The result is, invariably, that you end up with a model that underrepresents people of colour, be they from European/North American contexts or elsewhere. Both are vital, non-excludable populations to bconsider in even the most half-hearted inclusion initiative. It’s not enough to just include white women and call it done: marginalisation is both deeper for and different for women of colour, and excluding them from these kinds of assessments leads to bad outcomes.

It erases trans and non-binary people

Nobody maps name to gender to end up with gender information. Rather, they want the values that they can impute from gender - what someone’s socialisation, lived experiences and current treatment are or were probably like.

At best, this is a really inaccurate measure. Women of colour have very different experiences from white women, and that reflects across all the axes of intersectionality and marginalisation. But sure, there are probably some commonalities.

The problem gets teeth in the cases of trans and non-binary people, whose socialisation, lived experiences and current treatment are likely to be all over the map if the baseline is set by cis people. A non-out trans person might be treated as their assigned (rather than identified) gender. But their experience of that treatment–and the experiences any trans person had pre-transition–are going to be very different from the experiences of cis people of the same assigned gender.

If you have someone in your dataset called ‘Cindy’, there are five main options:

  1. They are a cis woman called Cindy
  2. They are a trans man called Cindy
  3. They are a trans woman called Cindy
  4. They are a non-binary person called Cindy, or;
  5. They are a cis man called Cindy (unlikely, but possible).

All of these people have very different experiences of gender. They are all treated differently, and react to that treatment differently. Bundling them all in together guarantees inaccuracies and (given how demographic percentages work out) guarantees missing the experiences of trans and nonbinary people in your project. Frankly, claiming that birth name maps immutably to gender in the first place is the kind of essentialist TERFy nonsense that has no place in inclusion efforts.

Name datasets won’t save you on gender. Not only are they full of holes, but even if they weren’t, they can’t serve to distinguish cis and trans people (and thank god for that). They can’t, so long as they’re based on the idea of binary gender, account for people with fluid or non-binary identities at all, which also taps into the geography and race problem: >2 genders is pretty common in a lot of social structures that aren’t of European origin, so how is your fancy DB gonna handle those names? They’ll give you crap data that glosses over the existence of some of the most marginalised people in your community.

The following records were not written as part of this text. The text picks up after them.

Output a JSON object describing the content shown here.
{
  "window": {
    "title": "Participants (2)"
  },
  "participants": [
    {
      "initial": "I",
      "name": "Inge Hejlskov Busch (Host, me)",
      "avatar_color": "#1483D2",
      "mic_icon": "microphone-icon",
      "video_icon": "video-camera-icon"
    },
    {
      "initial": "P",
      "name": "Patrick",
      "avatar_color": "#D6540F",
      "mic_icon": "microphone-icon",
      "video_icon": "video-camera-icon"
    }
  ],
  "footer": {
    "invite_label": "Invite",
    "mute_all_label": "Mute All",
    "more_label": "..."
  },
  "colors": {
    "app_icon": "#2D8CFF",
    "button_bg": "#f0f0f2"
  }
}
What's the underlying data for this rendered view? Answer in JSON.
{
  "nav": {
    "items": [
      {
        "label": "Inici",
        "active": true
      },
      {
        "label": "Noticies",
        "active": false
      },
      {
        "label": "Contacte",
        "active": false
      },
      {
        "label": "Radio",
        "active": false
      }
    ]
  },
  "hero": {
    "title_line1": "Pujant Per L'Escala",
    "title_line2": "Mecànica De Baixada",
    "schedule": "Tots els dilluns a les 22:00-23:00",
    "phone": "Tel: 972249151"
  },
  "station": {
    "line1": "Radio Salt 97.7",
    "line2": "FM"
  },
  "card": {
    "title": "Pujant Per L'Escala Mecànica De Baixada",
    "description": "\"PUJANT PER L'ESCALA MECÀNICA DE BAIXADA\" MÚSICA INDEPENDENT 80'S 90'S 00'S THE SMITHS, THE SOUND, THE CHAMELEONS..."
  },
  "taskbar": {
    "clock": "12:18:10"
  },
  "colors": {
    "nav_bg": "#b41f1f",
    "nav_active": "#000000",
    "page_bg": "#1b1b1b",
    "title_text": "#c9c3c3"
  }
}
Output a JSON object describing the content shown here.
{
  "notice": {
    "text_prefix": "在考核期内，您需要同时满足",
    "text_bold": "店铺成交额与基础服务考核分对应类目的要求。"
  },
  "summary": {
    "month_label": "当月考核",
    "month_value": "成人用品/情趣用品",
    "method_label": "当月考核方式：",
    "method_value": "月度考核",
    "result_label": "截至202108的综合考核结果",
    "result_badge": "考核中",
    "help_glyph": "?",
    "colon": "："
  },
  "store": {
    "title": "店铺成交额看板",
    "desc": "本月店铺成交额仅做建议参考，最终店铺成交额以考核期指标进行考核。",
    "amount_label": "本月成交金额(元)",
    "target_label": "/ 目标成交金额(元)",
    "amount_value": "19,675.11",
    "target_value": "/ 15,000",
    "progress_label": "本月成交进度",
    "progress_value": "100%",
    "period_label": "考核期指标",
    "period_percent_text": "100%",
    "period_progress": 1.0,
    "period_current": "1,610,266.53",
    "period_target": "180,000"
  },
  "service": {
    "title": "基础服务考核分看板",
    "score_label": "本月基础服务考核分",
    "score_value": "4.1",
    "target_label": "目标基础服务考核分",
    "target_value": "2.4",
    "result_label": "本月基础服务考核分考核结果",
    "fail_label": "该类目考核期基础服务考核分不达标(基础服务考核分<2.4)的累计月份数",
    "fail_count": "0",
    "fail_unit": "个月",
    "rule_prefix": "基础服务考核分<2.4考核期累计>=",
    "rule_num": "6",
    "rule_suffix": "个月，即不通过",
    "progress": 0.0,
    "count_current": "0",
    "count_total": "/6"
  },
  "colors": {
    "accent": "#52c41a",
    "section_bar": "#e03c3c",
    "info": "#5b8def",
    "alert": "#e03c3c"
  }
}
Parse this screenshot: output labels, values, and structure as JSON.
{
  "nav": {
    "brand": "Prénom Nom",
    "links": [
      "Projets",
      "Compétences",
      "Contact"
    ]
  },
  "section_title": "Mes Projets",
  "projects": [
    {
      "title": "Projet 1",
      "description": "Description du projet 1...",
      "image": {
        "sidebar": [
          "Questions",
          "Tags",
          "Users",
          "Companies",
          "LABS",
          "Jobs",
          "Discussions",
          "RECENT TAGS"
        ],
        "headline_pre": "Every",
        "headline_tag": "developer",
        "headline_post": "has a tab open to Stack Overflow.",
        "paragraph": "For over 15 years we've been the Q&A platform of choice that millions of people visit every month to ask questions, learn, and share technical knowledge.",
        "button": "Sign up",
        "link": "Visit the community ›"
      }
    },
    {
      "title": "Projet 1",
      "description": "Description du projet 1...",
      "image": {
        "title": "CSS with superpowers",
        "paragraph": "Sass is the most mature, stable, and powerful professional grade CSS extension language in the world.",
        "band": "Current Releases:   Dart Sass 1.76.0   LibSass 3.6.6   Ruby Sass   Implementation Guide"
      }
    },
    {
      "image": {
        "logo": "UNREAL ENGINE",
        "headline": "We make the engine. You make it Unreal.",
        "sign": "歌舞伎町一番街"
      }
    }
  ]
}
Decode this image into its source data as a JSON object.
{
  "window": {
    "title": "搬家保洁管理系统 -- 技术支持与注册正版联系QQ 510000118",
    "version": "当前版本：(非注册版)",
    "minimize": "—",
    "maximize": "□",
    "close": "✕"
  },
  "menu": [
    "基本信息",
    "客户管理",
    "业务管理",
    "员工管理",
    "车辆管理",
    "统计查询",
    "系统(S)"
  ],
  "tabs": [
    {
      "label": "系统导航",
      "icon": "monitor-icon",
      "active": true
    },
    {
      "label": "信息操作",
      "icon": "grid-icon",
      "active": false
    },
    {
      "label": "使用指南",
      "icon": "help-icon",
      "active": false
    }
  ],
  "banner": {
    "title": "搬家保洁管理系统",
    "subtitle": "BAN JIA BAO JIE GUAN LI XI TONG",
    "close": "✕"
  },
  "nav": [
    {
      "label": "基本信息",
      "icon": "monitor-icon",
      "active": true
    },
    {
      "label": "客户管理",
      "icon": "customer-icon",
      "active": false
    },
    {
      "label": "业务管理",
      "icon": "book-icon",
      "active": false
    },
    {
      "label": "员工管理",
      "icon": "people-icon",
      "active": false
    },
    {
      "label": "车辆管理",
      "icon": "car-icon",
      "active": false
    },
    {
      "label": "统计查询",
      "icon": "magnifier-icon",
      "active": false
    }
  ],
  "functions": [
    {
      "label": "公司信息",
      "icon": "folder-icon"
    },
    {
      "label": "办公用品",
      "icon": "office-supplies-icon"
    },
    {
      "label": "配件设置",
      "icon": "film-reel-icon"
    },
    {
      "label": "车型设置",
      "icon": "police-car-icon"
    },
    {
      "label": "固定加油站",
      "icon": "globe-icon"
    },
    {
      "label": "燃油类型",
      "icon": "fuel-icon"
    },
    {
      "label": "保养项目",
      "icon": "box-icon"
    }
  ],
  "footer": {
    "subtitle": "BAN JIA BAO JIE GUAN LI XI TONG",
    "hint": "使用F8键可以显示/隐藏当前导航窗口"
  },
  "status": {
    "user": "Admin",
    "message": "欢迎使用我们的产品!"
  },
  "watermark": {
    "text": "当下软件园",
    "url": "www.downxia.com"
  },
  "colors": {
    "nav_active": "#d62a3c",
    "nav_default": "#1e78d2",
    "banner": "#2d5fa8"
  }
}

Most of the time it’s unnecessary

The good news is: most of the time you can do better! It’s really simple: all you have to do to find out gender information is… ask your community. Create a survey, stick in a question that asks the respondent’s gender (and provides an open text box), add another question on whether the respondent is trans, and you’re done. Entirely done. No fuzziness, no racist or trans-excluding bias in your dataset. You have precisely the genders of the community you’re studying or working with. And you didn’t have to download a metric ton of name data. Everyone wins!

The alternative is that you keep doing this, and I keep having to write about it. You keep studying gender as a binary, keep mapping names to said gender, keep ignoring POC in your community or research space and communicating to trans and non-binary people, with every presentation, that they are not welcome in your community.

The result will be inclusion and diversity for cis white women. Any benefits for anyone else will be incidental.

If that’s the sort of initiative you want to run, go right ahead, but it’s not inclusion. If you want to do better–well, just do better. Start surveys, ask those questions, involve your community in the research you’re doing so problems like this aren’t missed. If your inclusion efforts can’t be inclusive, precisely how do you expect your outcomes to be?